Kerry presses Vietnam leaders to protect human rights

Byadmin

December 16, 2013

(Reuters) – In his first visit to Vietnam as America’s top diplomat, John Kerry urged the country’s leaders to strengthen their commitment to human rights and allow more freedom of expression, including on the Internet.

More than four decades after he served in the Vietnam War, Kerry has returned as secretary of state to seek closer trade and security ties with a country that helped shape his political thinking as a young naval officer.

Even as he praised Vietnam’s economic transformation, Kerry said lasting growth depended on promoting basic human rights and freedoms.

“Vietnam has proven that greater openness is a great catalyst for a stronger and more prosperous society and today Vietnam has a historic opportunity to prove that even further,” Kerry told U.S. and Vietnamese leaders and students.

“A commitment to an open Internet, to a more open society, to the rights of people to be able to exchange their ideas, to a high-quality education, to a business environment that supports innovative companies and to the protection of individual people’s human rights and their ability to be able to join together and express their views.

“The United States urges leaders here to embrace that possibility and to protect those rights,” he added.

Kerry’s four-day trip to the commercial hub of Ho Chi Minh City – or Saigon as he once knew it – the Mekong Delta and the capital Hanoi will be as much about his past as about promoting stronger ties with a country whose economy is fast transforming itself.

On Sunday, Kerry will return to the Mekong River Delta where he commanded an American swift patrol boat in 1968 and 1969. There he plans to take a riverboat near the waters he once patrolled to inspect farming projects and assess the impact of upstream development and climate change.

His visit to Vietnam comes as the United States tries to reach a trade deal with 11 countries in the Asia-Pacific region, including Vietnam.
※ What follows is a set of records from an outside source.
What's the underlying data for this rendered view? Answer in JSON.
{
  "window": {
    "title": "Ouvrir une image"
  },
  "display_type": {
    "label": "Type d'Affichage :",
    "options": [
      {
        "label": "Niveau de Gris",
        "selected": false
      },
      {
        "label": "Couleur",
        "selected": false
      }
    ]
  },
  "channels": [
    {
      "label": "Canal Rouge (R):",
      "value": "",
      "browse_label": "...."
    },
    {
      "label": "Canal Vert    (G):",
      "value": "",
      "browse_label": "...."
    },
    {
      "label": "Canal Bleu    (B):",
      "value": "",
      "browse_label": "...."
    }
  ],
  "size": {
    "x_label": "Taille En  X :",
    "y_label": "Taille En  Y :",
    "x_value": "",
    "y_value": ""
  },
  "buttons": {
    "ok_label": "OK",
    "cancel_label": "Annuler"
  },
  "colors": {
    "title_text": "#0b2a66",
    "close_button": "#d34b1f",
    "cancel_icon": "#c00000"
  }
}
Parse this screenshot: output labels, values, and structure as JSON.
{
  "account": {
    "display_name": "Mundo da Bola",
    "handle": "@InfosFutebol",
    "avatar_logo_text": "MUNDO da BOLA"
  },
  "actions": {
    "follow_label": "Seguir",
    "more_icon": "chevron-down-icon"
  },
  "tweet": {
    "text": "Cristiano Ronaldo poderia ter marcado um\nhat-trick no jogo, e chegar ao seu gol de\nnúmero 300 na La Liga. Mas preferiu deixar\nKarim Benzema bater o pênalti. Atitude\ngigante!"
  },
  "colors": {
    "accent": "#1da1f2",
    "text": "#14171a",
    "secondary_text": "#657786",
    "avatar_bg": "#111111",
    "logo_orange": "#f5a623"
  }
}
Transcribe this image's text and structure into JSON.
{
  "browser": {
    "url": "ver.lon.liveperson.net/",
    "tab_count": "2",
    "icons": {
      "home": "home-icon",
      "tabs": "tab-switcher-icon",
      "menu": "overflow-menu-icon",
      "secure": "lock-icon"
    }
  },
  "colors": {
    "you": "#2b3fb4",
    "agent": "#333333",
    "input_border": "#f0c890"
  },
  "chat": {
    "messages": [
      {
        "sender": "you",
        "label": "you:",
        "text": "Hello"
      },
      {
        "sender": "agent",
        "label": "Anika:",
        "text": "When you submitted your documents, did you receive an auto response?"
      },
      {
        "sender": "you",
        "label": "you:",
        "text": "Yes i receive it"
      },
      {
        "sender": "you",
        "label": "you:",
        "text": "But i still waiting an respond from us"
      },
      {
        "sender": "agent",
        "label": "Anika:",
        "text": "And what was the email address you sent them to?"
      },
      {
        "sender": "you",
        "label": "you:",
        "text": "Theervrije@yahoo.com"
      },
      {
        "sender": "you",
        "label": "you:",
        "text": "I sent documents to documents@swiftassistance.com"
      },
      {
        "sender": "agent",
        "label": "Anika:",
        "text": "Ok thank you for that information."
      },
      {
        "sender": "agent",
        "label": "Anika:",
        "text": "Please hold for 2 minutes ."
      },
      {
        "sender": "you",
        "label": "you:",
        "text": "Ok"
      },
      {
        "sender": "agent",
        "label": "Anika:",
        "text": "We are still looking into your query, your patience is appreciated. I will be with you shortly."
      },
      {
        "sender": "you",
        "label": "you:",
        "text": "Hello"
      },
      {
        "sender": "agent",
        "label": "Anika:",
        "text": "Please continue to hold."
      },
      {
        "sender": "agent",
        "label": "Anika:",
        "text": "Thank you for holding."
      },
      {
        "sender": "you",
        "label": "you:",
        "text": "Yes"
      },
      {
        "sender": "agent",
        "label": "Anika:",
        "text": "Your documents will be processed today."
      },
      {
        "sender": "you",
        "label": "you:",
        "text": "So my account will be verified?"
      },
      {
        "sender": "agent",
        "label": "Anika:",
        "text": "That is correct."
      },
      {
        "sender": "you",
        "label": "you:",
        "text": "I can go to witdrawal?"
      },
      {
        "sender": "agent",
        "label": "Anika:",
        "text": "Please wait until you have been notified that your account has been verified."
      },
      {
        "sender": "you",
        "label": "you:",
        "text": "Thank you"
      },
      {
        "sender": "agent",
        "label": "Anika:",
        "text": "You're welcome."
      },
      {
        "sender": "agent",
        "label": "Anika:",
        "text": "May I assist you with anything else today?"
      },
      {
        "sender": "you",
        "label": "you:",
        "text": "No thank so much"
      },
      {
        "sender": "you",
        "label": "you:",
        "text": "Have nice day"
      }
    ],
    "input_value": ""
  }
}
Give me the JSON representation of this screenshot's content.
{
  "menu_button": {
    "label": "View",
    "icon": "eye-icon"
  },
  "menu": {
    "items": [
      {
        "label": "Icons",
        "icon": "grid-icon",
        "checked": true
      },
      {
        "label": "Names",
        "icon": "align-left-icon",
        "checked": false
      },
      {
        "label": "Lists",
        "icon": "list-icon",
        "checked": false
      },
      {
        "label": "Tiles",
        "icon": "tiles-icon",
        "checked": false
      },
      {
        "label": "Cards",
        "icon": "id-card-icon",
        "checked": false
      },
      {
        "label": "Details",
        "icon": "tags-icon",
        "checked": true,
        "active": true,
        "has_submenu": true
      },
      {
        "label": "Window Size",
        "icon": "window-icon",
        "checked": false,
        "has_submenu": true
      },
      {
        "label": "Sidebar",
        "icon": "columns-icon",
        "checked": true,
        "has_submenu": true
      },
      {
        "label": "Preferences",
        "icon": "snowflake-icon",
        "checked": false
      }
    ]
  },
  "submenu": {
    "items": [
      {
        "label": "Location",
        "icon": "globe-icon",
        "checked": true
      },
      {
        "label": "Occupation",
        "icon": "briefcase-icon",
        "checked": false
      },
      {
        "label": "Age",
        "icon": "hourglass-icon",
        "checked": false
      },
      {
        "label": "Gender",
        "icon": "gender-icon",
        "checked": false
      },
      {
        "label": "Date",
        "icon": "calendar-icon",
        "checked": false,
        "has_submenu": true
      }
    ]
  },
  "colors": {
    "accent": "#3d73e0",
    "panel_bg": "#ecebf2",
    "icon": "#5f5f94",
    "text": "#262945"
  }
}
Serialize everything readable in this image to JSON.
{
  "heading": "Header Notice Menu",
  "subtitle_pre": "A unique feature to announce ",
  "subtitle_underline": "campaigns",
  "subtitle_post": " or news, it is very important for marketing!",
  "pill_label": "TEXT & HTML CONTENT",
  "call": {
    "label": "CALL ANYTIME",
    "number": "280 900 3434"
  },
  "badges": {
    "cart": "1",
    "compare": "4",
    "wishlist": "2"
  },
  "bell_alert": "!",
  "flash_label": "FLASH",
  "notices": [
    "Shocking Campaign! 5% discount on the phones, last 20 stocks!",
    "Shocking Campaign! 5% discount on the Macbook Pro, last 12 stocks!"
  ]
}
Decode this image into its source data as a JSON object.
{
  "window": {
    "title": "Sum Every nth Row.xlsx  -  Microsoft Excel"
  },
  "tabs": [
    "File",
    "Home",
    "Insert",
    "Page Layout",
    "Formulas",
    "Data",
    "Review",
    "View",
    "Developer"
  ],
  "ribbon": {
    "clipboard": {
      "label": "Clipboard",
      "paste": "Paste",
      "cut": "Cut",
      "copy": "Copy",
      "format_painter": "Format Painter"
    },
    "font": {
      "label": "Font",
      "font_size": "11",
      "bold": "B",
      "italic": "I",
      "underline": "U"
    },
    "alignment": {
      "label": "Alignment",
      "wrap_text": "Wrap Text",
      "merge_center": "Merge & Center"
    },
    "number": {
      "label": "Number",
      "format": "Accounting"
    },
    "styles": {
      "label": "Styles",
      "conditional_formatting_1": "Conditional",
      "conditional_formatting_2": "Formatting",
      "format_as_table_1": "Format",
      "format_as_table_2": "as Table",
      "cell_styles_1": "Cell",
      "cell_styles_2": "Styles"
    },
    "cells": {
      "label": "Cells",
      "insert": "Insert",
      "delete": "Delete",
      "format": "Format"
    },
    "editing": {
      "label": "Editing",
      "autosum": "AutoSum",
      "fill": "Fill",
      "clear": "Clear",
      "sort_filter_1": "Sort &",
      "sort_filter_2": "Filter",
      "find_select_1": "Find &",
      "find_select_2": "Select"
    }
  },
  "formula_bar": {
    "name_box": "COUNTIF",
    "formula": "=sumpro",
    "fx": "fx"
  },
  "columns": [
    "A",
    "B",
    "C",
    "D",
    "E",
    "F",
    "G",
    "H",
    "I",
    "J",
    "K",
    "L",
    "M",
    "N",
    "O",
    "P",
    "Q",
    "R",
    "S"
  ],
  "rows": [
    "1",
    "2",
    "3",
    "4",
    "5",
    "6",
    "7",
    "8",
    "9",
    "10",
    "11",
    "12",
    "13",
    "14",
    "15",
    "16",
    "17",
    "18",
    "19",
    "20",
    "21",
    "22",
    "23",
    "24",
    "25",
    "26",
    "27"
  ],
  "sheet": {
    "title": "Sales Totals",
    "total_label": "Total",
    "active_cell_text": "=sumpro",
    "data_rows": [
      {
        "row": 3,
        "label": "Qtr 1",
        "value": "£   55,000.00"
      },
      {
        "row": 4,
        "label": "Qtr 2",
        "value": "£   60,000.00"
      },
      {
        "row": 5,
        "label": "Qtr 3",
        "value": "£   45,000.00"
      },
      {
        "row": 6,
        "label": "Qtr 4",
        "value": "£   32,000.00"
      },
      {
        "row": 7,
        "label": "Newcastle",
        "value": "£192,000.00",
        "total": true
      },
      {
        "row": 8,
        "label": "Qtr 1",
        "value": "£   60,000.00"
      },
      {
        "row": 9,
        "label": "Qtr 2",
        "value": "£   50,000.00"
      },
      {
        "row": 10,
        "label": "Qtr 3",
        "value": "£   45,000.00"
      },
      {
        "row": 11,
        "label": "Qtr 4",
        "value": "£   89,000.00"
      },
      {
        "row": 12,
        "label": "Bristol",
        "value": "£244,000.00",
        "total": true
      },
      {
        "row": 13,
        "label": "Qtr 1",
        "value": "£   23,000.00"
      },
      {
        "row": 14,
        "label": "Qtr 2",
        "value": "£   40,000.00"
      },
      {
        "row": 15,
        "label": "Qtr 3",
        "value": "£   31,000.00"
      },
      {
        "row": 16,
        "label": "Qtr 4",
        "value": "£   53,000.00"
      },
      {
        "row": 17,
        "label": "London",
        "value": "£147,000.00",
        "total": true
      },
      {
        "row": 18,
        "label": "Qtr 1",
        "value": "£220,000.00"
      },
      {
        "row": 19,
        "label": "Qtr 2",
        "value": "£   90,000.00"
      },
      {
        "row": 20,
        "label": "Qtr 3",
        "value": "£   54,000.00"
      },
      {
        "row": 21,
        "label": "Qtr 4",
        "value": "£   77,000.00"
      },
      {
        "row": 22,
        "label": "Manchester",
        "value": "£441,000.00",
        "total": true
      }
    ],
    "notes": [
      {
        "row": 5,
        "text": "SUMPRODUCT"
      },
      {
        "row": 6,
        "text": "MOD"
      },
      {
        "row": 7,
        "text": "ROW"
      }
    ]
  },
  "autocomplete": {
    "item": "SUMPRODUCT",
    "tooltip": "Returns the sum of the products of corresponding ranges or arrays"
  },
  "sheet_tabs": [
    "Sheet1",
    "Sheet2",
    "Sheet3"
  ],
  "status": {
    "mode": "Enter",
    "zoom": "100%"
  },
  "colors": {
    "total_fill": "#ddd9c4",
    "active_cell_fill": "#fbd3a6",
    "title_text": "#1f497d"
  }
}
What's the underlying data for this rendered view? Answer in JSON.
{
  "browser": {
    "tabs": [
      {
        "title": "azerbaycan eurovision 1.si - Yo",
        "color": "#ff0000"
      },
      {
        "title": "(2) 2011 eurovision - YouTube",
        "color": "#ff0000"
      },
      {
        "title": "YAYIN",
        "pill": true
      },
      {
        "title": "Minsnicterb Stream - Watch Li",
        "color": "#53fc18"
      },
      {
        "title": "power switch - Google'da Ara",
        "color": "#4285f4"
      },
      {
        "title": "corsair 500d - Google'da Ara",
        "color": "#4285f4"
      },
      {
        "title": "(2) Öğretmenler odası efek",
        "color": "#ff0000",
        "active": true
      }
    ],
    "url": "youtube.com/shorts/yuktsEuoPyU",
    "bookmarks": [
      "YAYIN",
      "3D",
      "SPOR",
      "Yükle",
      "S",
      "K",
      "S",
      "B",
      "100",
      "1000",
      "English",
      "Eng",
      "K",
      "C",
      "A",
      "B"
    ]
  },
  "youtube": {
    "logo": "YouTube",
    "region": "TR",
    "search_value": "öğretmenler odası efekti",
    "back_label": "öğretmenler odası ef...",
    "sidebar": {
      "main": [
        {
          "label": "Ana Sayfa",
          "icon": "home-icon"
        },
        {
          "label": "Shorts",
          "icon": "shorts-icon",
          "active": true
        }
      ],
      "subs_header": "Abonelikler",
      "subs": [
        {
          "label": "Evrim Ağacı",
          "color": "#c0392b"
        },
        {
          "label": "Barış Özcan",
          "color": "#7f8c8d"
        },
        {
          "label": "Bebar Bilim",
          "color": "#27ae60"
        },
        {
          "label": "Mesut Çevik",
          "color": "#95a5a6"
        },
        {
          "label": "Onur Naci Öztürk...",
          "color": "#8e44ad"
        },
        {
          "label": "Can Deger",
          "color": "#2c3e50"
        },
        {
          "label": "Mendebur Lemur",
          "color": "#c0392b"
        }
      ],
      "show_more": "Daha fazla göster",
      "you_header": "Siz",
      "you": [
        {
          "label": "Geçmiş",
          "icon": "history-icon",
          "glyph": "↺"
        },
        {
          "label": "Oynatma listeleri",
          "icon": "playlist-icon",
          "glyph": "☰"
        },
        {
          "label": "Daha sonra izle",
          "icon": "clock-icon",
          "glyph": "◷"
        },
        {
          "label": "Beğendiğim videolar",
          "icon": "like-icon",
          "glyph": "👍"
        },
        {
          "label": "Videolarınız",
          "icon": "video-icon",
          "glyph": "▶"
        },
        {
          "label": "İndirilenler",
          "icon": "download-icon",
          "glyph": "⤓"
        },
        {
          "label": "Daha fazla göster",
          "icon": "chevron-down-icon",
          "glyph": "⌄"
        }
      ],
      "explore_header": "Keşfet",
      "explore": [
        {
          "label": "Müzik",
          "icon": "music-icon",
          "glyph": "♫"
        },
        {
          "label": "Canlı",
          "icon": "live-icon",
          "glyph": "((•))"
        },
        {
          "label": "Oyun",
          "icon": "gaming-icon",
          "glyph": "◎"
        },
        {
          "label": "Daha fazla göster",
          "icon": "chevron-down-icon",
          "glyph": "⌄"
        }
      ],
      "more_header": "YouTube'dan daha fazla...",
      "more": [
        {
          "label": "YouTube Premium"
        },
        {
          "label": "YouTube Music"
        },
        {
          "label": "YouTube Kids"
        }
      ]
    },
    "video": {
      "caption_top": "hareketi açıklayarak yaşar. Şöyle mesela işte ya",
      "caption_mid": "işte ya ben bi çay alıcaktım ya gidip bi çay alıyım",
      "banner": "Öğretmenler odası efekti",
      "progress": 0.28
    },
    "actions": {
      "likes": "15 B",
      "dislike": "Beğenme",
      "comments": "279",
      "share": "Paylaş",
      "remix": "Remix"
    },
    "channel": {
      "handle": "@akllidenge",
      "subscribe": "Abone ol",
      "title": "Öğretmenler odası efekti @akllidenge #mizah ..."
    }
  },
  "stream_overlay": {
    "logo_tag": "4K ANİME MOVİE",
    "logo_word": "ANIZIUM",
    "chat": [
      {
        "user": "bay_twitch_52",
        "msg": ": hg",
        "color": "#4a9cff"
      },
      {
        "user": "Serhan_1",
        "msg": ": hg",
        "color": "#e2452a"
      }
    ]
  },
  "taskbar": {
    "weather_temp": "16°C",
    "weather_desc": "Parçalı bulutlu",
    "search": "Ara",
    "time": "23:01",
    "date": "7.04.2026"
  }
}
A Trans-Pacific Partnership (TPP) trade pact is the centerpiece of U.S. efforts to refocus attention on the fast-growing Asia-Pacific region.

Kerry announced an initial $4.2 million for a USAID-backed program that will help implement the TPP. “This is just one more way that the United States wants to support Vietnam as it grows its own role in the global economy,” Kerry said.

U.S. lawmakers pressed Kerry before his departure for Vietnam to link progress on the TPP to Vietnam’s human rights record. A letter by 47 members of the House of Representatives to Kerry last week expressed concern over growing arrests of bloggers and other activists in Vietnam.

U.S. officials acknowledge that human rights in Vietnam have improved since the end of the war. But a State Department report last year cited restrictions on citizens’ political rights, limits on civil liberties and corruption as major problems, along with abuse of some religious groups.

To make a point about the importance of religious freedom, Kerry strolled two blocks from his hotel to attend Mass at the nearby Notre Dame Cathedral, one of the most famous landmarks of Ho Chi Minh City built in 1887.

A senior State Department official said Kerry would raise human rights concerns in his talks with political leaders.

While Vietnam President Truong Tan Sang is out of the country attending a Japan-ASEAN summit, Kerry will meet Prime Minister Nguyen Tan Dung and Foreign Minister Pham Binh Minh.

“The U.S. is prepared to assist Vietnam in its economic development and growth, but at the same time believes that progress on human rights and rule of law is an essential prerequisite for the kind of growth and kind of long-term stability, as well as the kind of bilateral relationship, that the Vietnamese want,” the official told reporters en route to Vietnam.

“These are conversations not lectures,” the official said. “The visit to Vietnam is an opportunity to be direct in private (on these issues), ” the official added.

REGIONAL TENSIONS

During the visit Kerry will also discuss ways in which the United States could help Vietnam with increased maritime security at a time of growing concerns over neighbor China’s assertiveness in the contested South China Sea.

The heightened tensions with China have raised concerns that a minor incident in the disputed sea could quickly escalate.

U.S. and Chinese warships narrowly avoid collision in the South China Sea last week, the U.S. Pacific Fleet said in a statement on Friday.

“We do see considerable shared interests and are more than prepared to help the Vietnamese develop their legitimate ability to manage their maritime space through capacity building and other forms of assistance,” the senior State Department official said.

Beijing’s assertion of sovereignty over a vast stretch of the South China Sea has set it directly against Vietnam and the Philippines – the two countries Kerry is visiting – while Brunei, Taiwan and Malaysia also lay claim to other parts of the sea, making it one of Asia’s biggest potential trouble spots.